Forum Moderators: open
If you want to be listed then the simplest way is to have no /robots.txt or robots META tag. If you want to disallow other bots in your /robots.txt then you should allow Googlebot there.
<META NAME="Robots" CONTENT="index,follow">
on your pages. This is more designed for either allowing indexing but excluding following links or vice versa i.e.
<META NAME="Robots" CONTENT="index,nofollow">
or
<META NAME="Robots" CONTENT="noindex,follow">
Hopefully search engine spiders will index and follow links without you having to tell them to do it!
Essentially robots.txt is used to exclude search engine spiders, so if you don't want to exclude any then there is no need for a robots.txt file.
Technically, this may be correct, however, I'm pretty sure that my host was delivering an error page in response to a request for robots.txt. Furthermore, so far as I could tell, that error page was delivered without a 404 http header. So the error page would have been treated as a robots.txt file.

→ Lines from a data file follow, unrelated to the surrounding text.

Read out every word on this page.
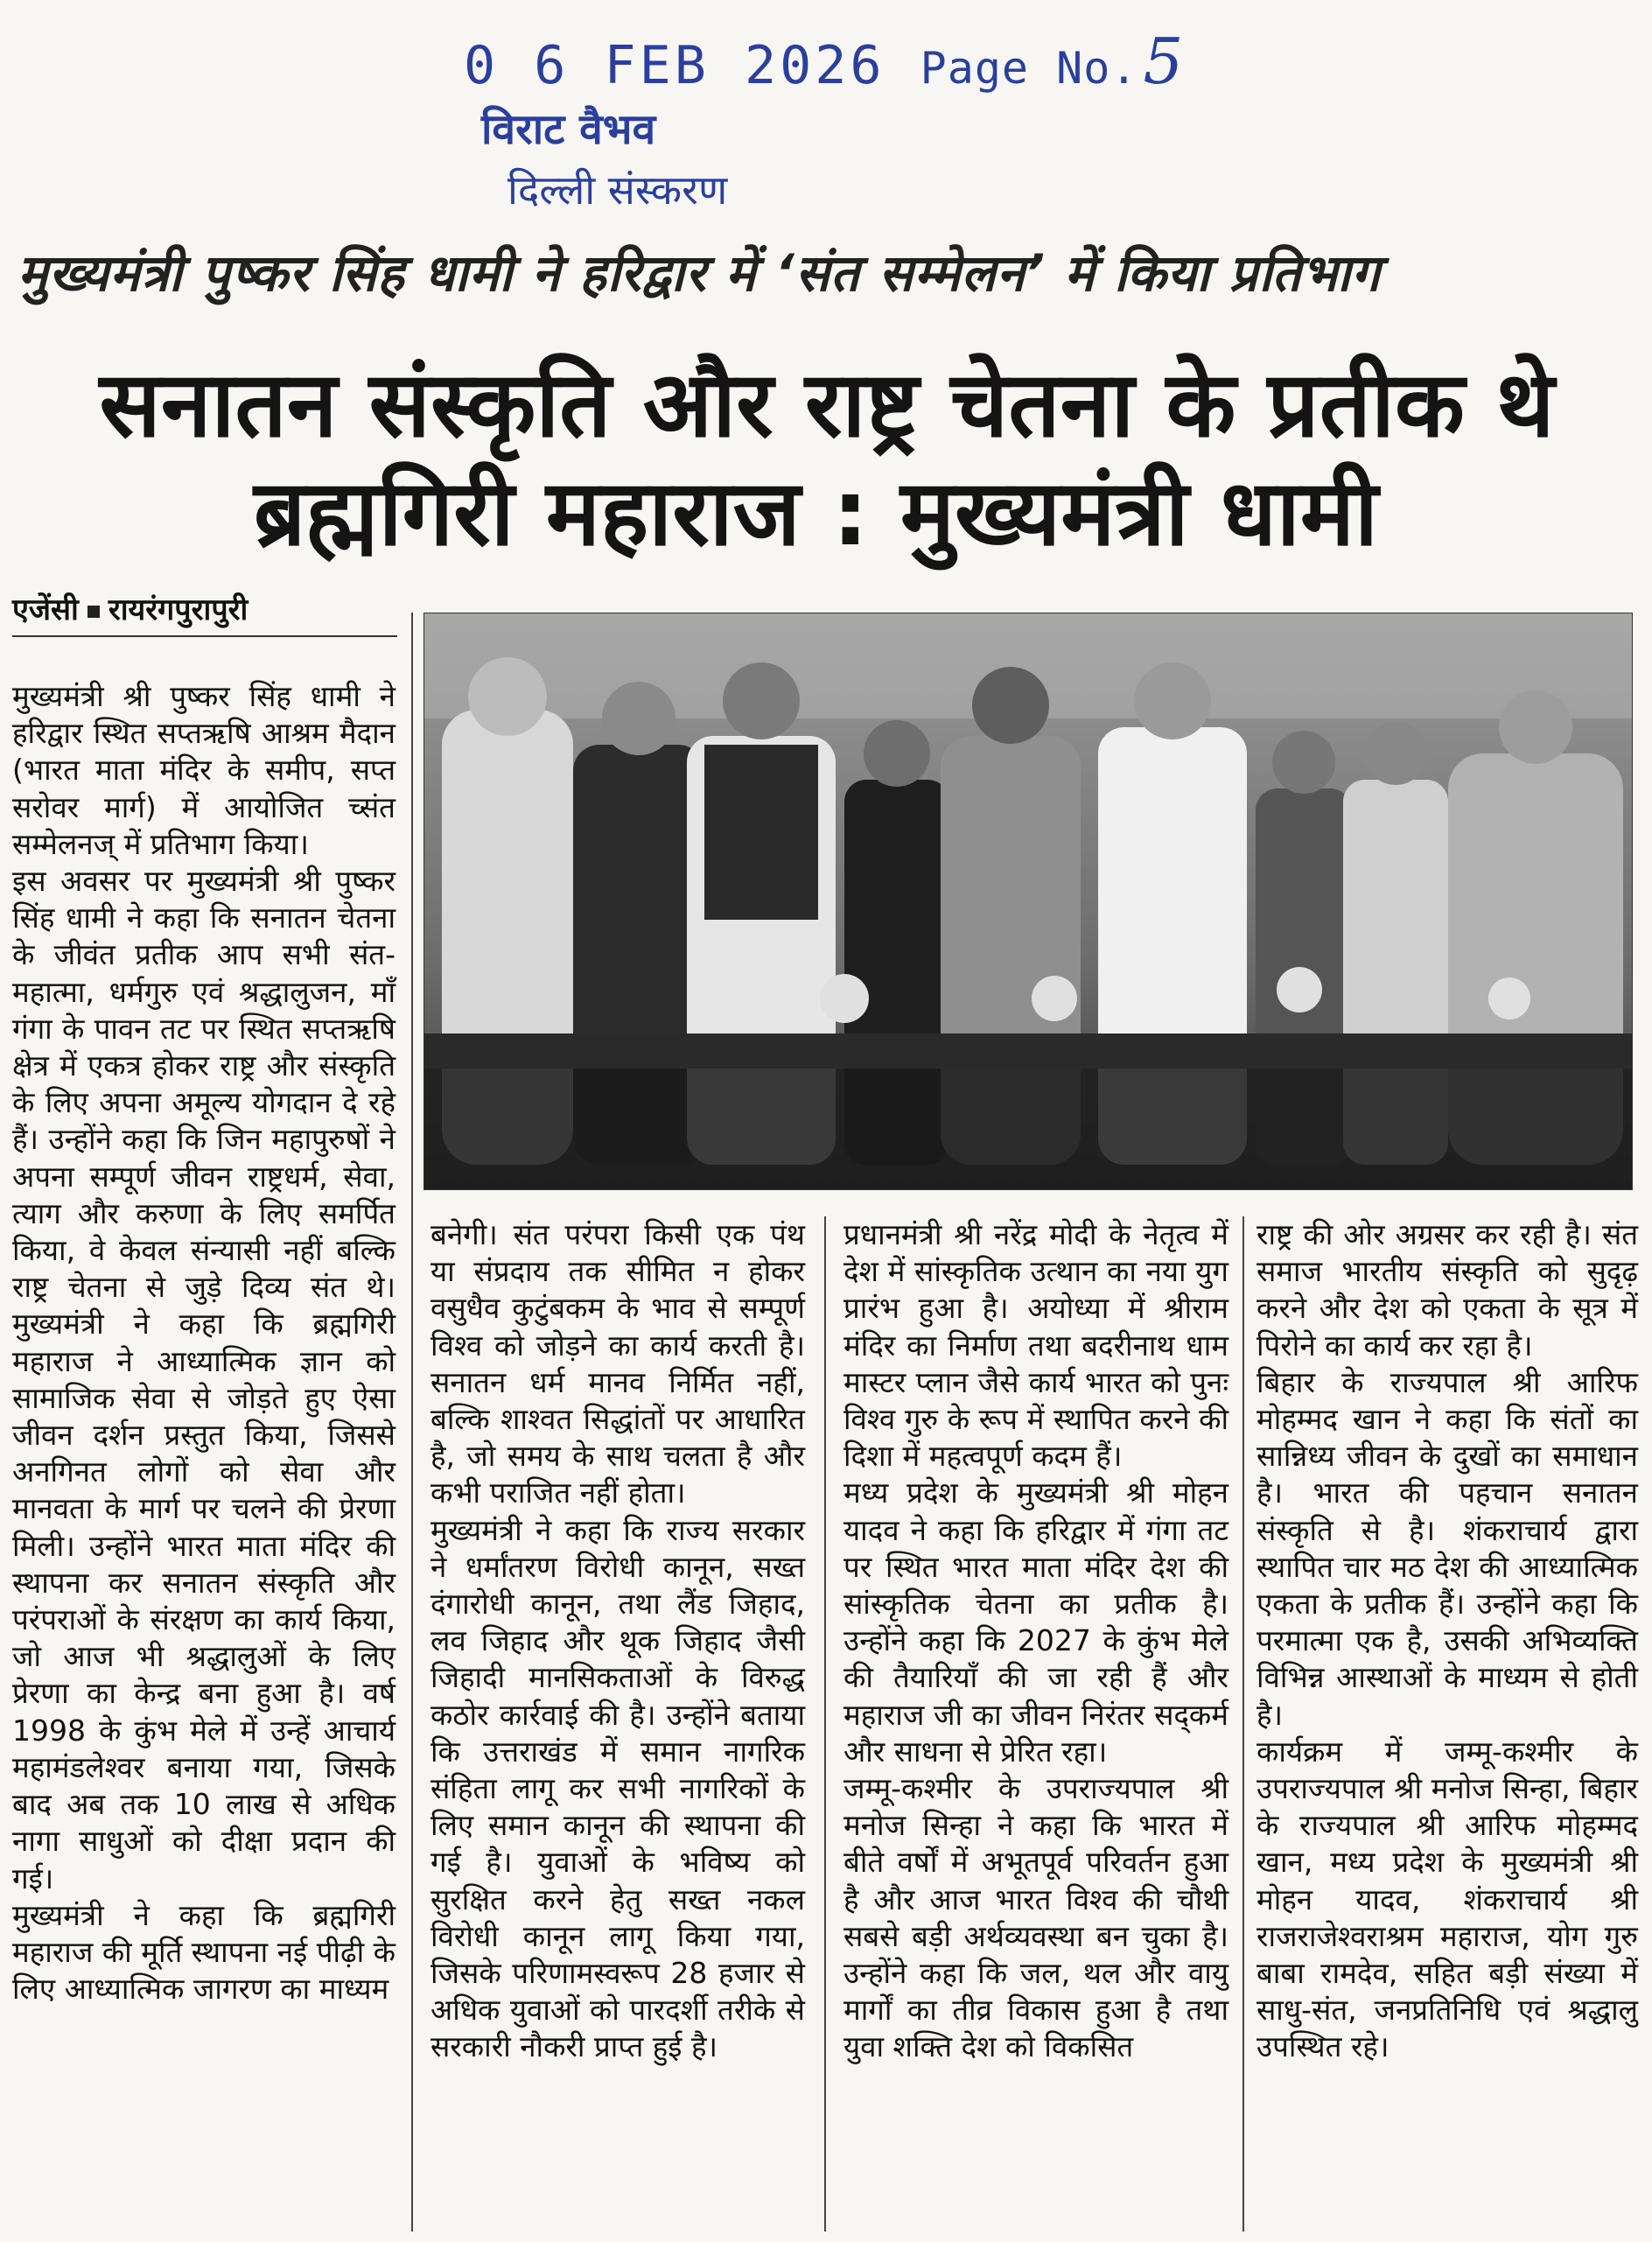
0 6 FEB 2026 Page No.5
विराट वैभव
दिल्ली संस्करण
मुख्यमंत्री पुष्कर सिंह धामी ने हरिद्वार में ‘संत सम्मेलन’ में किया प्रतिभाग
सनातन संस्कृति और राष्ट्र चेतना के प्रतीक थे
ब्रह्मगिरी महाराज : मुख्यमंत्री धामी
एजेंसी रायरंगपुरापुरी

मुख्यमंत्री श्री पुष्कर सिंह धामी ने हरिद्वार स्थित सप्तऋषि आश्रम मैदान (भारत माता मंदिर के समीप, सप्त सरोवर मार्ग) में आयोजित च्संत सम्मेलनज् में प्रतिभाग किया।

इस अवसर पर मुख्यमंत्री श्री पुष्कर सिंह धामी ने कहा कि सनातन चेतना के जीवंत प्रतीक आप सभी संत-महात्मा, धर्मगुरु एवं श्रद्धालुजन, माँ गंगा के पावन तट पर स्थित सप्तऋषि क्षेत्र में एकत्र होकर राष्ट्र और संस्कृति के लिए अपना अमूल्य योगदान दे रहे हैं। उन्होंने कहा कि जिन महापुरुषों ने अपना सम्पूर्ण जीवन राष्ट्रधर्म, सेवा, त्याग और करुणा के लिए समर्पित किया, वे केवल संन्यासी नहीं बल्कि राष्ट्र चेतना से जुड़े दिव्य संत थे। मुख्यमंत्री ने कहा कि ब्रह्मगिरी महाराज ने आध्यात्मिक ज्ञान को सामाजिक सेवा से जोड़ते हुए ऐसा जीवन दर्शन प्रस्तुत किया, जिससे अनगिनत लोगों को सेवा और मानवता के मार्ग पर चलने की प्रेरणा मिली। उन्होंने भारत माता मंदिर की स्थापना कर सनातन संस्कृति और परंपराओं के संरक्षण का कार्य किया, जो आज भी श्रद्धालुओं के लिए प्रेरणा का केन्द्र बना हुआ है। वर्ष 1998 के कुंभ मेले में उन्हें आचार्य महामंडलेश्वर बनाया गया, जिसके बाद अब तक 10 लाख से अधिक नागा साधुओं को दीक्षा प्रदान की गई।

मुख्यमंत्री ने कहा कि ब्रह्मगिरी महाराज की मूर्ति स्थापना नई पीढ़ी के लिए आध्यात्मिक जागरण का माध्यम

बनेगी। संत परंपरा किसी एक पंथ या संप्रदाय तक सीमित न होकर वसुधैव कुटुंबकम के भाव से सम्पूर्ण विश्व को जोड़ने का कार्य करती है। सनातन धर्म मानव निर्मित नहीं, बल्कि शाश्वत सिद्धांतों पर आधारित है, जो समय के साथ चलता है और कभी पराजित नहीं होता।

मुख्यमंत्री ने कहा कि राज्य सरकार ने धर्मांतरण विरोधी कानून, सख्त दंगारोधी कानून, तथा लैंड जिहाद, लव जिहाद और थूक जिहाद जैसी जिहादी मानसिकताओं के विरुद्ध कठोर कार्रवाई की है। उन्होंने बताया कि उत्तराखंड में समान नागरिक संहिता लागू कर सभी नागरिकों के लिए समान कानून की स्थापना की गई है। युवाओं के भविष्य को सुरक्षित करने हेतु सख्त नकल विरोधी कानून लागू किया गया, जिसके परिणामस्वरूप 28 हजार से अधिक युवाओं को पारदर्शी तरीके से सरकारी नौकरी प्राप्त हुई है।

प्रधानमंत्री श्री नरेंद्र मोदी के नेतृत्व में देश में सांस्कृतिक उत्थान का नया युग प्रारंभ हुआ है। अयोध्या में श्रीराम मंदिर का निर्माण तथा बदरीनाथ धाम मास्टर प्लान जैसे कार्य भारत को पुनः विश्व गुरु के रूप में स्थापित करने की दिशा में महत्वपूर्ण कदम हैं।

मध्य प्रदेश के मुख्यमंत्री श्री मोहन यादव ने कहा कि हरिद्वार में गंगा तट पर स्थित भारत माता मंदिर देश की सांस्कृतिक चेतना का प्रतीक है। उन्होंने कहा कि 2027 के कुंभ मेले की तैयारियाँ की जा रही हैं और महाराज जी का जीवन निरंतर सद्कर्म और साधना से प्रेरित रहा।

जम्मू-कश्मीर के उपराज्यपाल श्री मनोज सिन्हा ने कहा कि भारत में बीते वर्षों में अभूतपूर्व परिवर्तन हुआ है और आज भारत विश्व की चौथी सबसे बड़ी अर्थव्यवस्था बन चुका है। उन्होंने कहा कि जल, थल और वायु मार्गों का तीव्र विकास हुआ है तथा युवा शक्ति देश को विकसित

राष्ट्र की ओर अग्रसर कर रही है। संत समाज भारतीय संस्कृति को सुदृढ़ करने और देश को एकता के सूत्र में पिरोने का कार्य कर रहा है।

बिहार के राज्यपाल श्री आरिफ मोहम्मद खान ने कहा कि संतों का सान्निध्य जीवन के दुखों का समाधान है। भारत की पहचान सनातन संस्कृति से है। शंकराचार्य द्वारा स्थापित चार मठ देश की आध्यात्मिक एकता के प्रतीक हैं। उन्होंने कहा कि परमात्मा एक है, उसकी अभिव्यक्ति विभिन्न आस्थाओं के माध्यम से होती है।

कार्यक्रम में जम्मू-कश्मीर के उपराज्यपाल श्री मनोज सिन्हा, बिहार के राज्यपाल श्री आरिफ मोहम्मद खान, मध्य प्रदेश के मुख्यमंत्री श्री मोहन यादव, शंकराचार्य श्री राजराजेश्वराश्रम महाराज, योग गुरु बाबा रामदेव, सहित बड़ी संख्या में साधु-संत, जनप्रतिनिधि एवं श्रद्धालु उपस्थित रहे।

I am inclined to believe that a blank robots.txt file is better than none at all.
Kaled.
If Google were to stop crawling sites where /robots.txt they would miss a lot of Web sites.
There were problems with some server erroneously returning 403 instead of 404 and Google used to treat that as "don't index". While that made sense, too many people had problems a 403 for /robots.txt doesn't prevent crawling any more.
So I created a new one that disallows all search engines to crawl a non-existant directory. Seems to work for me...
User-agent: *
Disallow: /DontLookHere/
Apparently some robots were treating the blank robots.txt file as Disallowing the entire site. Ack!